Monday, June 13, 2011

On Being Blank

On Being Blank

The blank in me is heartbreakingly heated up, sizzling its fire through my guts, and they said I was all these things after I couldn't argue my side anymore. They didn't know me so well or the blackbirds that fly furious at my heels, propelling me toward your hands. Those are the palms whose roads I traverse, whose sweat consoles me. I am there when you turn the talkative door handle and let the wind rupture my name, bitter wind-- it takes me through your selfish sleeves. Hear the echo of shadow in the tortured hours between dusk and dawn? This light is yanking me like a tug of law, of which I want no part in.

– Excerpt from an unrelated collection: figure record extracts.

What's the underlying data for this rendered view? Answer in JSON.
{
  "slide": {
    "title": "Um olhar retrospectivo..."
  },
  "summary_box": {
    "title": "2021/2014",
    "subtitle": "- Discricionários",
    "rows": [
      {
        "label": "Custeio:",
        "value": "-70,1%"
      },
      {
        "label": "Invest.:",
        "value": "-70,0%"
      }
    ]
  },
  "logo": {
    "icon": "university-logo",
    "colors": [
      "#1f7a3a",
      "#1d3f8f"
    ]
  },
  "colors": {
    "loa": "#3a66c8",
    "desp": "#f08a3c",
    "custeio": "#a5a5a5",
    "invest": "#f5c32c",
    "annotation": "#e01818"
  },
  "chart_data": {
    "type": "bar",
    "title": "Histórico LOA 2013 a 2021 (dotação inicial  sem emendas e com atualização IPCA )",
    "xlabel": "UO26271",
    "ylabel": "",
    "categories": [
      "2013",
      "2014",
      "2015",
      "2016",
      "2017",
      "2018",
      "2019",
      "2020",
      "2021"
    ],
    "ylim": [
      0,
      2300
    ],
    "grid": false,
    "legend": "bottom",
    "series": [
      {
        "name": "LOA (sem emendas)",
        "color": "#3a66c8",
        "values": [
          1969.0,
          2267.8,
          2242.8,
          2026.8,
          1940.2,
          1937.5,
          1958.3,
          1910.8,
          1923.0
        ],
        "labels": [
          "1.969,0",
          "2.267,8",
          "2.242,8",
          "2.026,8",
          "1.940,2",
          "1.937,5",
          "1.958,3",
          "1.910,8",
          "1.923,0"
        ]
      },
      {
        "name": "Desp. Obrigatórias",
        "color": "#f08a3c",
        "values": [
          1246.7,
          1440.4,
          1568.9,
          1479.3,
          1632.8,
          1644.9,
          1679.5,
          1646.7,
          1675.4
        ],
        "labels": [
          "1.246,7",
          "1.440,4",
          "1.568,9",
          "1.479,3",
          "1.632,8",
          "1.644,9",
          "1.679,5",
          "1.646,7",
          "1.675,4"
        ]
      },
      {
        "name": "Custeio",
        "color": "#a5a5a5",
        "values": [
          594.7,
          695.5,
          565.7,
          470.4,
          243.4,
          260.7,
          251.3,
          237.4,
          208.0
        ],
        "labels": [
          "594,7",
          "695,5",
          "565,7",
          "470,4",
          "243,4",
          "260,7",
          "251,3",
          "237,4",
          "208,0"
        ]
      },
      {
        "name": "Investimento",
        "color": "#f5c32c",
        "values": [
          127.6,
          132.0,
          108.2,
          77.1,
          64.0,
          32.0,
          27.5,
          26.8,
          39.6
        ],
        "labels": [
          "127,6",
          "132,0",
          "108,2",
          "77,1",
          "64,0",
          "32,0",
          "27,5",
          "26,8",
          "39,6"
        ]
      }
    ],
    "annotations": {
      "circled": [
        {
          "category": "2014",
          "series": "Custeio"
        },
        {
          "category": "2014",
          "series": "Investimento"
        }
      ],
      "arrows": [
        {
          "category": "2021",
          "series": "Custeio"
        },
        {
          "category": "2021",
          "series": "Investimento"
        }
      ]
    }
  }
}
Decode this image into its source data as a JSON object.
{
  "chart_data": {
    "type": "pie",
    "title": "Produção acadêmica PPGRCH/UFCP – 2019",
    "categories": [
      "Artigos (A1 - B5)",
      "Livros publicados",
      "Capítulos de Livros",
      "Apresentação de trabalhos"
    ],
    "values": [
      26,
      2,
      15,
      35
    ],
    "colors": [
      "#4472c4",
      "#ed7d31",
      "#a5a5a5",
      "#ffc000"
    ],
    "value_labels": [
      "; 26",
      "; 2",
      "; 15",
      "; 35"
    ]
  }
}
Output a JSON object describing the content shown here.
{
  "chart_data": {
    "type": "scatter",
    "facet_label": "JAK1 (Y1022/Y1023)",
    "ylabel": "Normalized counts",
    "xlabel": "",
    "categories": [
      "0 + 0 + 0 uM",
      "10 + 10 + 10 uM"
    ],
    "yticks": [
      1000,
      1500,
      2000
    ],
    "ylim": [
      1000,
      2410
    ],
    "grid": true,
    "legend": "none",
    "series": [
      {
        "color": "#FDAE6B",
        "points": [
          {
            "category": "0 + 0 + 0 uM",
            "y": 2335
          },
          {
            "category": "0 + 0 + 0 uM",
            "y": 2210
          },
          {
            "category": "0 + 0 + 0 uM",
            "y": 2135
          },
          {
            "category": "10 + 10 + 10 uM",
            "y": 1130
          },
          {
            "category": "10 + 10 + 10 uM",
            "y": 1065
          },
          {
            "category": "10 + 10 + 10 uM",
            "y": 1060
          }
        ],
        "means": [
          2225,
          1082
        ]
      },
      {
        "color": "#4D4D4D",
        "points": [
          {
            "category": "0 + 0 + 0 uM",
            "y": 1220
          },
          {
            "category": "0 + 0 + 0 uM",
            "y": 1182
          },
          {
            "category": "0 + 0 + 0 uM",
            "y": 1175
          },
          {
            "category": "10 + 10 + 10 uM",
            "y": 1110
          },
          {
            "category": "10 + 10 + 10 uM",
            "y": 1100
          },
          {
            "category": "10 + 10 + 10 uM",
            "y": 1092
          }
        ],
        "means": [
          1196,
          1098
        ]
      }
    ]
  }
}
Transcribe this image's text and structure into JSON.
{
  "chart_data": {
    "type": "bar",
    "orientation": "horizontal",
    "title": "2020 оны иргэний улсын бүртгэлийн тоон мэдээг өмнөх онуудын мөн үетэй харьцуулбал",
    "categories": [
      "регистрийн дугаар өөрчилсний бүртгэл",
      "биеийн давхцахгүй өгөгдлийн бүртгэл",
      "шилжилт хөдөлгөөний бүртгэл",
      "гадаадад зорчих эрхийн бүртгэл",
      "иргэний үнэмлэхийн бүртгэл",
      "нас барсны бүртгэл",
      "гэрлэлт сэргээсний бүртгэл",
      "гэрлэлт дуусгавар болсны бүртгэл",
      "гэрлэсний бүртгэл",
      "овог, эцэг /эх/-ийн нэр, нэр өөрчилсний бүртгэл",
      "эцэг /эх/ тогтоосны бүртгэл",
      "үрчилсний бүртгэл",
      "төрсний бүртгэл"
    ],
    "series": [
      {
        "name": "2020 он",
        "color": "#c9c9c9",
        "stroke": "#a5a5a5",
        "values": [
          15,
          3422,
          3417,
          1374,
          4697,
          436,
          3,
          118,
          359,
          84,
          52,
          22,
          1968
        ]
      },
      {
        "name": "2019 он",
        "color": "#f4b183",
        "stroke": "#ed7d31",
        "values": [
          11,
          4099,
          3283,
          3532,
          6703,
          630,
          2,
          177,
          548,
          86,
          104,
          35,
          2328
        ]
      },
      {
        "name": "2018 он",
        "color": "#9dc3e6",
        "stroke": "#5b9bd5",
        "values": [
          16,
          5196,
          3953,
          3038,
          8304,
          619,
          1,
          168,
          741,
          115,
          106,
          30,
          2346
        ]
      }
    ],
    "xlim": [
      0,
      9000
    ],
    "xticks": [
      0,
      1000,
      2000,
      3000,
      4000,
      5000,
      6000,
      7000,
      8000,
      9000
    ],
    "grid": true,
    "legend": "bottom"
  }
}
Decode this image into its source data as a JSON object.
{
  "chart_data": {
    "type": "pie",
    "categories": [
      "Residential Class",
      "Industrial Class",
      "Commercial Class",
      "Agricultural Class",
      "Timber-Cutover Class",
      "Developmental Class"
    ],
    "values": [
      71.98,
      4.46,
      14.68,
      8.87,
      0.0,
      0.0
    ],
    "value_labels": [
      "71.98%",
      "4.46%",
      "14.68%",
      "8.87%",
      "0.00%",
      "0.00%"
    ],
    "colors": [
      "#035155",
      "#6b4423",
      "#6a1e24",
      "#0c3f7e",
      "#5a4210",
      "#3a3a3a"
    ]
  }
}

I'd be fine to rest my head in your hook of your neck for the length of this season, hunger do what it may. Space is all that troubles me now, with its expanse and freedom. I can tell you now, freedom is not my thing. I reckon, your reckless now that I have become blank. When we meet again, we will make new words for all the old words we despise, and we'll both be blank and so the space will be much less dense. I'll continue to wait behind the certain curtain, where I peer through to you. As the wind picks up, perk up your ears as I whistle happy-go-lucky for you, even though my insides are confused wings with distorted visions of home. When you dream, my blankness isn't blackness. When you dream I am not a fleeting like the dull ache of loneliness, thank you. Isn't blank a much kinder word than dead? Let's be blank instead.